Well, let’s look at the portfolio details:
As you can see, the manager decided to keep most of the portfolio in cash at the start of the year, which turned out to be a wise move, as both stocks and bonds didn’t do well. However, at mid-year he decided to shift money into both of these sectors, just at the right time, as it turns out. As a result, there was a significant gain overall. However, because time-weighting eliminates the effect of cash flows, the underlying sectors produce results that belie the effects of the internal cash flow decisions.
But, as our client would suggest, at least we’re being consistent! We’re consistently showing time-weighted rates of return, which apparently is something to find worthy, despite the failure of the method to capture the results of the manager’s decision, and fail to produce meaningful results. But, we’re consistent.
I’m all for consistency, but only when it truly makes sense; at times we need inconsistency, and here’s one. Let’s recalculate our subportfolio rates of return using the IRR:
Aren’t these results more meaningful? Don’t they capture what went on at the subportfolio level?
The truth is that I’ve been showing this example for more than a decade, and usually it’s met with understanding and appreciation. However, like our client, on occasion someone criticizes the “inconsistency,” and states that by doing this we are not able to tie the numbers back to the portfolio, or “reconcile” to its return.
“Really?” is my typical response. “Please then explain how you’d ‘reconcile’ the ‘consistent” TWRR results?”
You can’t.
- They’re nonsensical.
- They’re inappropriate.
- They’re simply wrong!!!
Time-weighting belongs in one place and one place only: at the portfolio level, when reporting on how the manager did. That’s it. Simple.

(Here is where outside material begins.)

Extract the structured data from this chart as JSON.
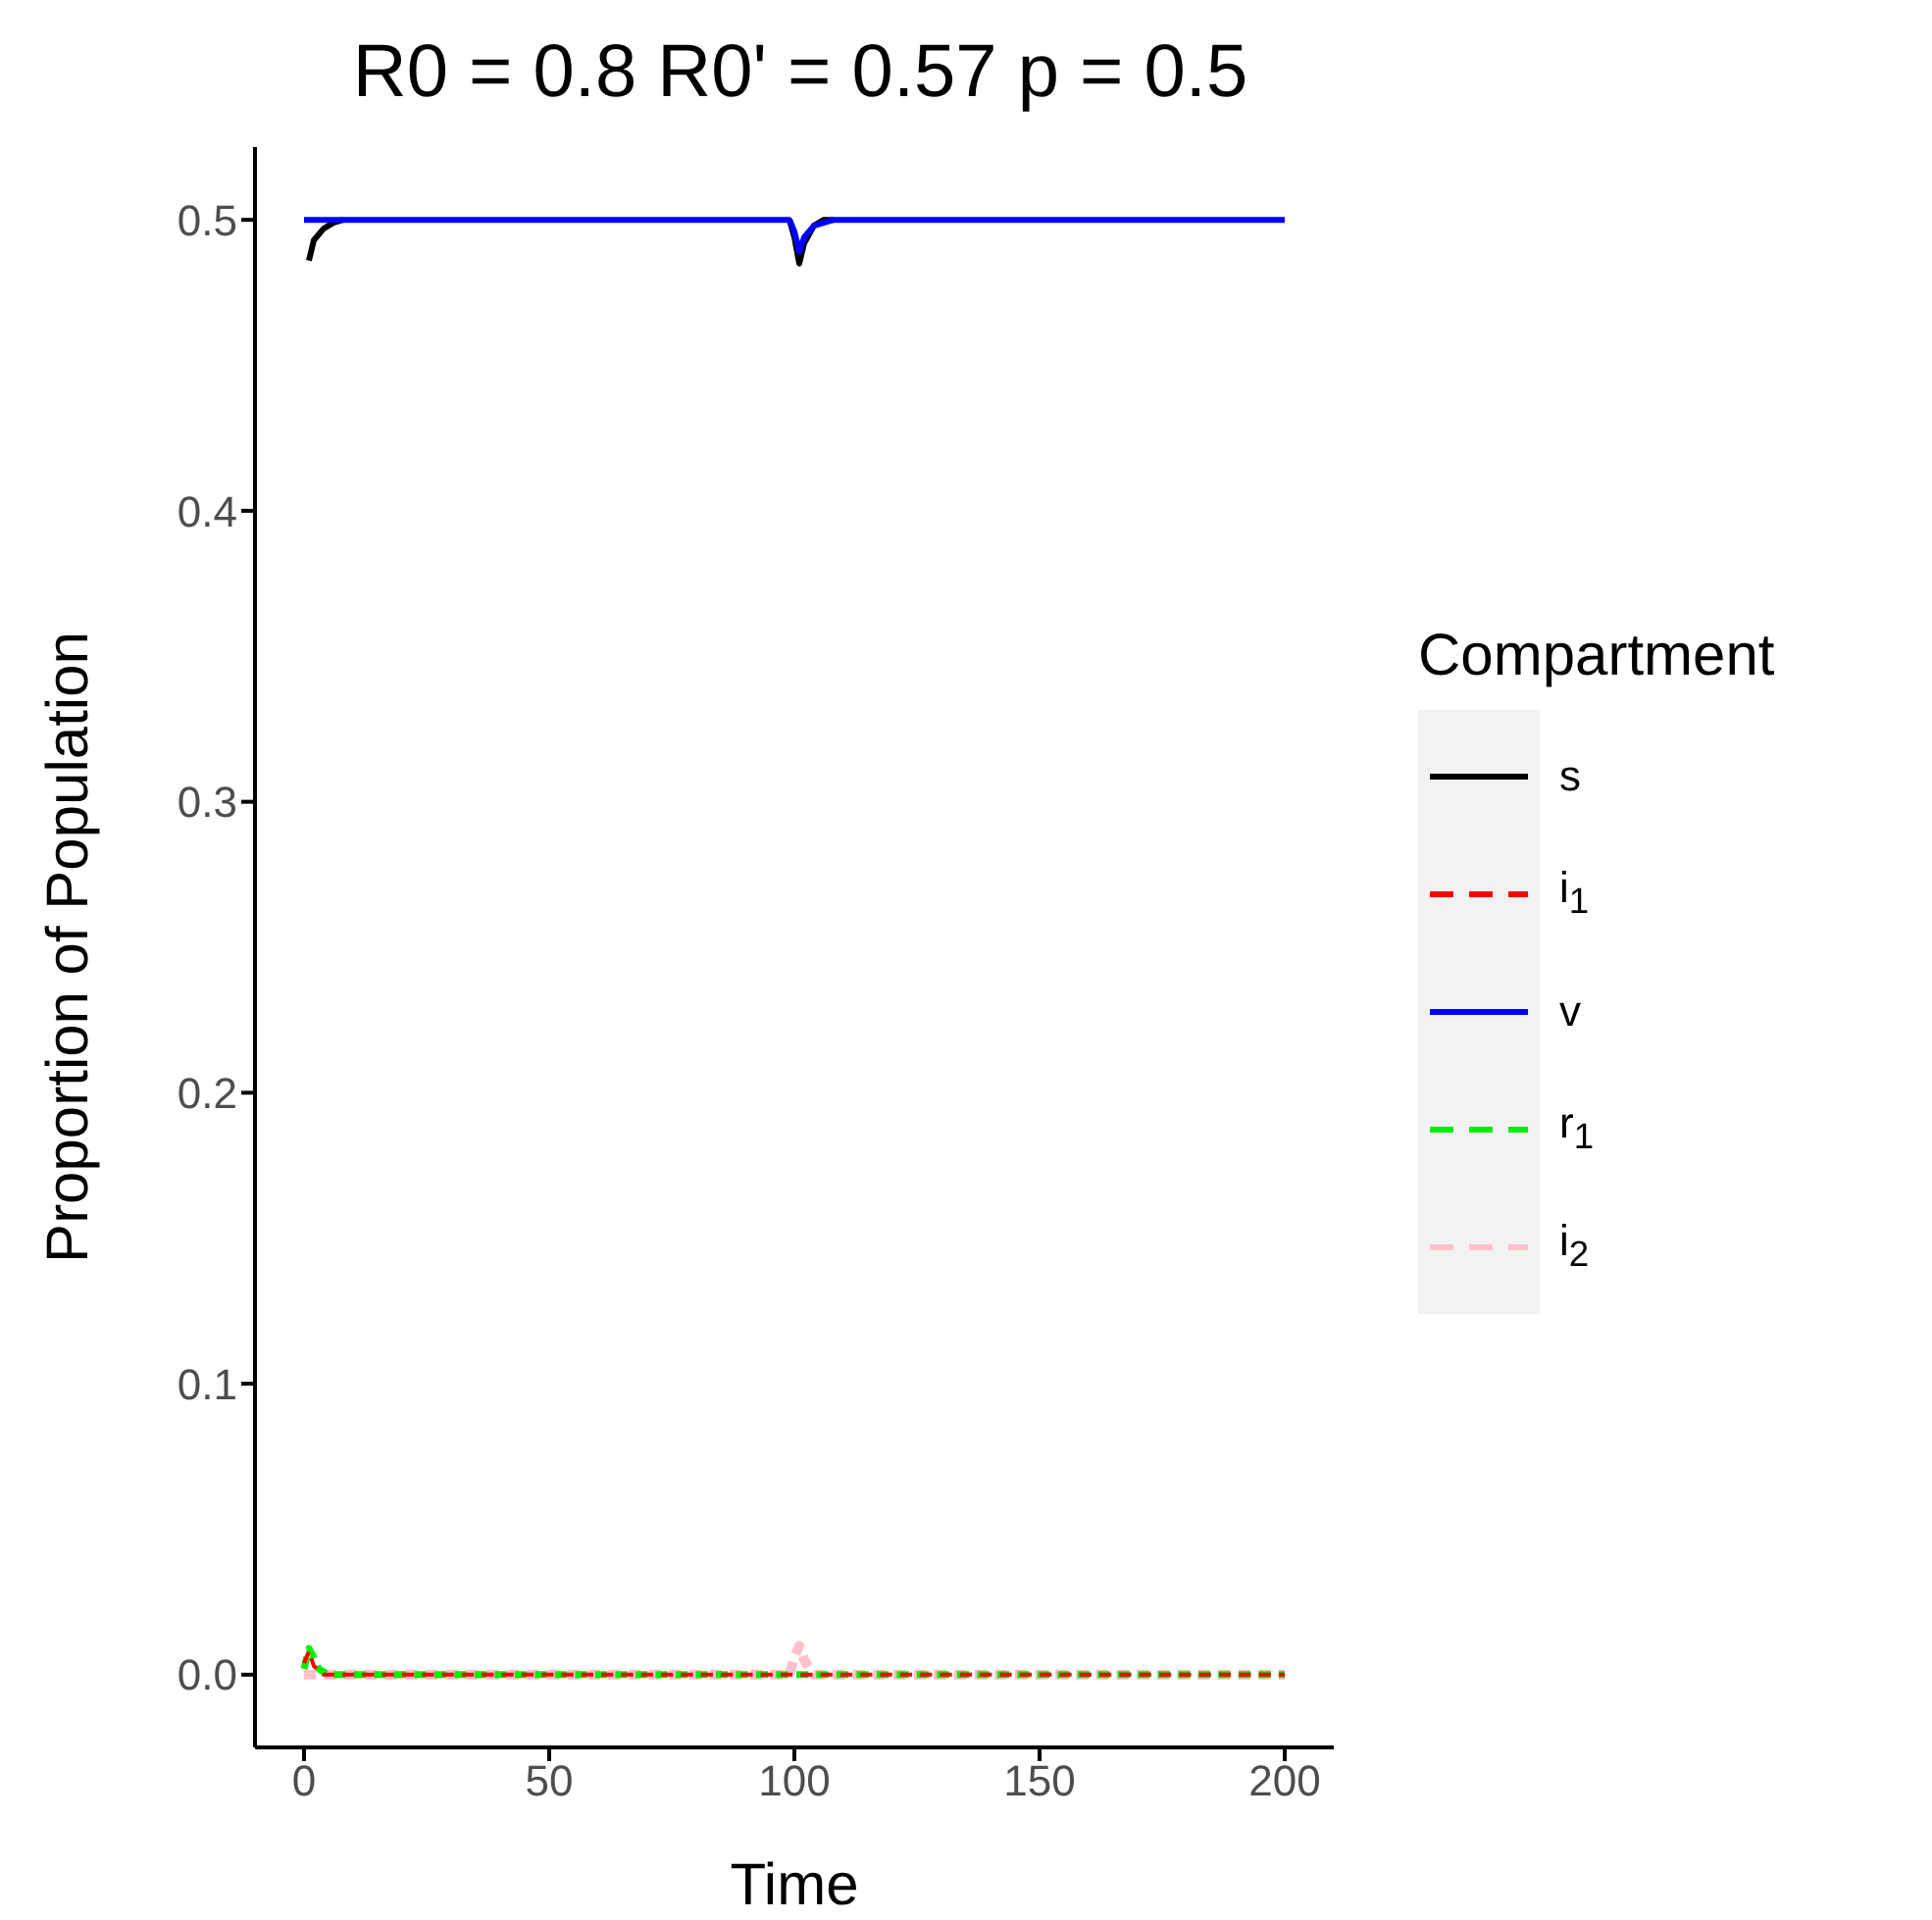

Money-weighting belongs at the portfolio level, to show (a) how the manager did in those cases where the manager controls the flows (e.g, private equity) and (b) to explain to the client how they did, as a result of their cash flow decisions, coupled with the manager’s investment decisions. It also belongs at the subportfolio level, because the manager controls these flows.
Inconsistency isn’t always a bad thing … well, perhaps at times:
As always, your thoughts are welcome.
Oh, and I should point out that time-weighting also applies at the composite level, when producing returns for GIPS(R) (Global Investment Performance Standards), but this is arguably only an extension of the portfolio rates of return; hope you agree!